6.1 Standing Committees.


The Board may create and discharge standing committees by a majority vote of the entire membership of the Board of Directors. Standing committees shall exist until discharged.


6.2 Selection of Chair and Members of Standing Committees.


The Chair of any standing committee shall be appointed by the President, and such appointment must be ratified by the board within ninety (90) days of the appointment. (If necessary, the President shall call a special meeting of the Board within that period in order to consider the ratification of the appointment.) The Chair of any standing committee shall be removed only by a majority vote of the entire membership of the Board of Directors. If the Chair of a standing committee is not a Director, he or she shall be ex officio a non-voting member of the Board. (Such a non-voting member shall not count as one of the numbered seats of the Board, nor shall such a non-voting member count toward quorum or other requirements.) The procedure for choosing the remaining members of standing committees and of filling such vacancies as may arise shall be established by resolution of the Board of Directors. Standing committees may include persons who are not also members of the Board.

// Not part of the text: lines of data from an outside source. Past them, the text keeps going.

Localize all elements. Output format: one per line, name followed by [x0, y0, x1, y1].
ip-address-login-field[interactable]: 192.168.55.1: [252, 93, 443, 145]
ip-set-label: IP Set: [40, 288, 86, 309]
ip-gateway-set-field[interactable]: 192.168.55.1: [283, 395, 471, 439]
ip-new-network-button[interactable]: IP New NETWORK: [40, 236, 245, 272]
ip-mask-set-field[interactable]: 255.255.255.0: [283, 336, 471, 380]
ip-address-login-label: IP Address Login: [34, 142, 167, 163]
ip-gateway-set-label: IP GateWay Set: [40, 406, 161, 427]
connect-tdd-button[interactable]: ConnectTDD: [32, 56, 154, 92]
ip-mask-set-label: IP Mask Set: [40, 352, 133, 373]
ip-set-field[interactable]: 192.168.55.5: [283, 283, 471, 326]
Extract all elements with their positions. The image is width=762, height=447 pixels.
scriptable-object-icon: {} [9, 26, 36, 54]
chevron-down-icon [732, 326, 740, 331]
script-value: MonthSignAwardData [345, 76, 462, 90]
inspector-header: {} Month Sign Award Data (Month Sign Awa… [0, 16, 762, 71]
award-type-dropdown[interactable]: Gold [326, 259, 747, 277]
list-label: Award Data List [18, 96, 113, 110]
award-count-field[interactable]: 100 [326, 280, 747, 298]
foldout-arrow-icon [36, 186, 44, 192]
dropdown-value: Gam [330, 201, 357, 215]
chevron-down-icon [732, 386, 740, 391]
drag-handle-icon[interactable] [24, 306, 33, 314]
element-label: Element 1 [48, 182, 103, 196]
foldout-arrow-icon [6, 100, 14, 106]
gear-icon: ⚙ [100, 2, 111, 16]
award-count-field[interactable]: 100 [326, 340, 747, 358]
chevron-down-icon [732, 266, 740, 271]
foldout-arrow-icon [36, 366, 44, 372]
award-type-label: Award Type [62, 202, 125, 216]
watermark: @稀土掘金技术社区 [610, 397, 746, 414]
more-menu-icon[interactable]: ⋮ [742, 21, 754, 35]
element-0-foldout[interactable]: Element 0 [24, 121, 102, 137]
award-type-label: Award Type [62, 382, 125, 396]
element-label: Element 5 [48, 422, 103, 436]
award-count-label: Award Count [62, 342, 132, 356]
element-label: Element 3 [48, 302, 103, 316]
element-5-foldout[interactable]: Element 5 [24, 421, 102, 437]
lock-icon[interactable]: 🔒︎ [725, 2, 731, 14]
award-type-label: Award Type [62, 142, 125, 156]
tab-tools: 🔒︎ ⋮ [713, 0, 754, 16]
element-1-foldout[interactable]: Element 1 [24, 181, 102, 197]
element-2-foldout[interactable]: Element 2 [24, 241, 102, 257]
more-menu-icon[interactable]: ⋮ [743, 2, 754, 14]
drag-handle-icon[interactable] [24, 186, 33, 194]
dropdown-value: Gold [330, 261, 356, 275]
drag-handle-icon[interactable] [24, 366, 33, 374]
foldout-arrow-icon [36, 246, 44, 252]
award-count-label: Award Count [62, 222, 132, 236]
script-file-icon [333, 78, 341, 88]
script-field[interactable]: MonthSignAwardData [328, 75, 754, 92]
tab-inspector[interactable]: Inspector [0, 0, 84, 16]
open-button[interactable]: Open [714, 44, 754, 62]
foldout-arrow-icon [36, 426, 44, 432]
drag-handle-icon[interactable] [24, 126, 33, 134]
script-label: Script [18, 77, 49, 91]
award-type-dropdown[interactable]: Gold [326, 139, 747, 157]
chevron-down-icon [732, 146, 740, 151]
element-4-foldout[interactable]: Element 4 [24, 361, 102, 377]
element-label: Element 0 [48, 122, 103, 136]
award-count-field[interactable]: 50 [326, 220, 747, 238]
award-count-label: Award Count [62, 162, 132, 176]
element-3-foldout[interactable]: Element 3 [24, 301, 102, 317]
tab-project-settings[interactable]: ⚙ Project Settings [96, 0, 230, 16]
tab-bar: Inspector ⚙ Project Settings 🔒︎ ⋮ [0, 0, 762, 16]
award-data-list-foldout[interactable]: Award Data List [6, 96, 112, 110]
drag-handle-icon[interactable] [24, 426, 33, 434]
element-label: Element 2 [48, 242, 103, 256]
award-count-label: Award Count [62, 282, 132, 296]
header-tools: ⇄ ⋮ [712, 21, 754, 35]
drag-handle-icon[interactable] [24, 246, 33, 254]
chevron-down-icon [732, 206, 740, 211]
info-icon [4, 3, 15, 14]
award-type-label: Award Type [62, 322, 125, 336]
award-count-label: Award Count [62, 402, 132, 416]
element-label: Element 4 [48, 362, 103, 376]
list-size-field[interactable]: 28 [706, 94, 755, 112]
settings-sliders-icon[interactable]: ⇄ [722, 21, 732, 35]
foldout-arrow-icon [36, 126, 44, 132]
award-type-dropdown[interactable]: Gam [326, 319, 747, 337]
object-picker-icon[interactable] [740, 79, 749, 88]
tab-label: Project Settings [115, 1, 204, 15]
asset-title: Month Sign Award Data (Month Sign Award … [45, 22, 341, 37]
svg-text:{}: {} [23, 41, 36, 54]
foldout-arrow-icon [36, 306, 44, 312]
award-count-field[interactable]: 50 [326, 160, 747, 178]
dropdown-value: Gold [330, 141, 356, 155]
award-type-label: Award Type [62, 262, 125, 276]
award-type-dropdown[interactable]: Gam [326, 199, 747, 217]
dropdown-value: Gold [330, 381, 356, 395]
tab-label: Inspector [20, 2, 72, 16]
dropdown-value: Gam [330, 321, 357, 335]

[See also Standing Rule 1, which sets the default procedures for choosing the remaining members of standing committees and of filling vacancies.]


6.3 Financial and Reporting Responsibilities of Standing Committees.


Each standing committee shall appoint a Committee Treasurer who shall periodically report to the Corporate Treasurer on the financial matters of that committee. Each standing committee shall report to each regular meeting of the Board on that committee’s activities.


6.4 Other Committees.


The corporation shall have such other committees as may from time to time be designated by resolution of the Board of Directors. Such other committees may consist of persons who are not also members of the Board. The Chair of each committee shall be appointed by the President. The procedure for choosing the remaining committee members and filling such vacancies as may arise shall be set by resolution of the Board of Directors.


6.5 Meetings and Action of Committees.


Meetings and action of committees shall be governed by, noticed, held, and taken in accordance with the provisions of these Bylaws concerning meetings of the Board of Directors, with such changes in the context of such Bylaw provisions as are necessary to substitute the committee and its members for the Board of Directors and its members, except that the time and place of special meetings of committees may be fixed by resolution of the Board of Directors. The Board of Directors may also adopt rules and regulations pertaining to the conduct of meetings of committees to the extent that such rules and regulations are not inconsistent with the provisions of these Bylaws.


6.6 Discharge of Committees.


Unless otherwise provided for in these Bylaws or in the resolution creating a committee or by other action of the Board, all non-standing committees shall be discharged at the conclusion of the regular Board meeting following the creation of the committee.